Scythe hitting stone


Welcome to another edition of SoundCzech our Czech language course in which you can learn new phrases with the help of song lyrics. Today’s song is by the popular Czech band Divokej Bill (Wild Bill) and the name of the song is Znamení (The Sign). The phrase to look out for is “kosa na kámen narazí”.

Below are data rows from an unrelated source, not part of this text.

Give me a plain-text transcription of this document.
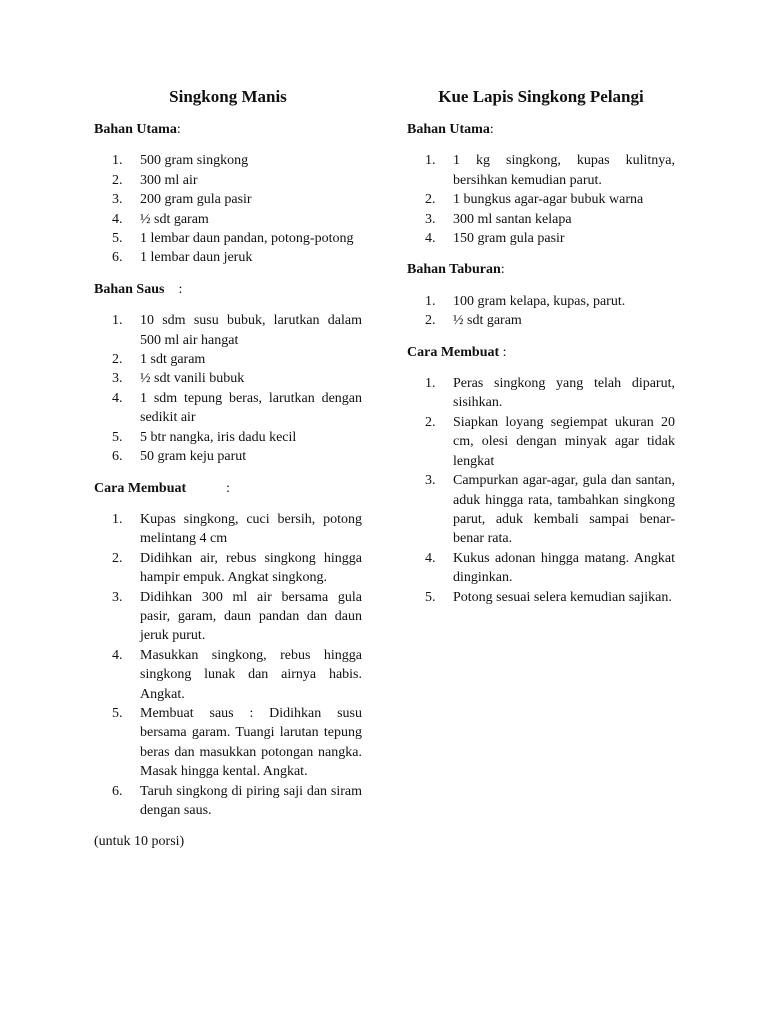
Singkong Manis

Bahan Utama:

1.	500 gram singkong
2.	300 ml air
3.	200 gram gula pasir
4.	½ sdt garam
5.	1 lembar daun pandan, potong-potong
6.	1 lembar daun jeruk

Bahan Saus :

1.	10 sdm susu bubuk, larutkan dalam 500 ml air hangat
2.	1 sdt garam
3.	½ sdt vanili bubuk
4.	1 sdm tepung beras, larutkan dengan sedikit air
5.	5 btr nangka, iris dadu kecil
6.	50 gram keju parut

Cara Membuat	:

1.	Kupas singkong, cuci bersih, potong melintang 4 cm
2.	Didihkan air, rebus singkong hingga hampir empuk. Angkat singkong.
3.	Didihkan 300 ml air bersama gula pasir, garam, daun pandan dan daun jeruk purut.
4.	Masukkan singkong, rebus hingga singkong lunak dan airnya habis. Angkat.
5.	Membuat saus : Didihkan susu bersama garam. Tuangi larutan tepung beras dan masukkan potongan nangka. Masak hingga kental. Angkat.
6.	Taruh singkong di piring saji dan siram dengan saus.
(untuk 10 porsi)
Kue Lapis Singkong Pelangi

Bahan Utama:

1.	1 kg singkong, kupas kulitnya, bersihkan kemudian parut.
2.	1 bungkus agar-agar bubuk warna
3.	300 ml santan kelapa
4.	150 gram gula pasir

Bahan Taburan:

1.	100 gram kelapa, kupas, parut.
2.	½ sdt garam

Cara Membuat :

1.	Peras singkong yang telah diparut, sisihkan.
2.	Siapkan loyang segiempat ukuran 20 cm, olesi dengan minyak agar tidak lengkat
3.	Campurkan agar-agar, gula dan santan, aduk hingga rata, tambahkan singkong parut, aduk kembali sampai benar-benar rata.
4.	Kukus adonan hingga matang. Angkat dinginkan.
5.	Potong sesuai selera kemudian sajikan.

The English word for “kosa” is scythe; “kosa na kámen” or “kosa na kámen narazí”– means like a scythe hitting stone - an unexpected impact or shock. The hitting of a hidden stone while cutting tall grass. “Kosa na kámen narazí”– a scythe hitting stone is stopped – is the equivalent of saying someone hit the wall or was stopped dead or was stopped dead in their tracks. A politician who tries to push through an unpopular proposal “může narazit”– can be unexpectedly stopped in Parliament or, say, in a general election. In Divokej Bill’s song the imagery of a scythe hitting stone (one can almost hear the ding of the scythe turned jarringly away) is a symbol, the sign implied in the title. In the song, the lyrics seem to suggest, that one who hits stone should reconsider their actions, maybe even their life’s direction. For Divokej Bill, “kosa na kámen” is a sign and even something of a warning.

Of course, if you pride yourself on being tough, you may choose not to heed it. It may be that you are as tough as stone – “tvrdý jako kámen”– like a rock or tough as steel. Arnie and other Hollywood action heroes come to mind (a Czech tough-guy actor might be Marek Vašut, although that is a bit of a stretch). Scythe on stone? Arnie and co. wouldn’t be put off by a mere “kámen”, now would they? I’m sure they’d plough straight through that field, leaving no stone unturned. Damaged scythe? Puuuhlease!

On the other hand, if you heed the warning, you can always decide to make a quick exit. In that case, what better than to disappear like a stone thrown into water? “Zmizel, jako by kámen do vody hodil”. He disappeared like he had thrown a stone into water: in other words, without a trace.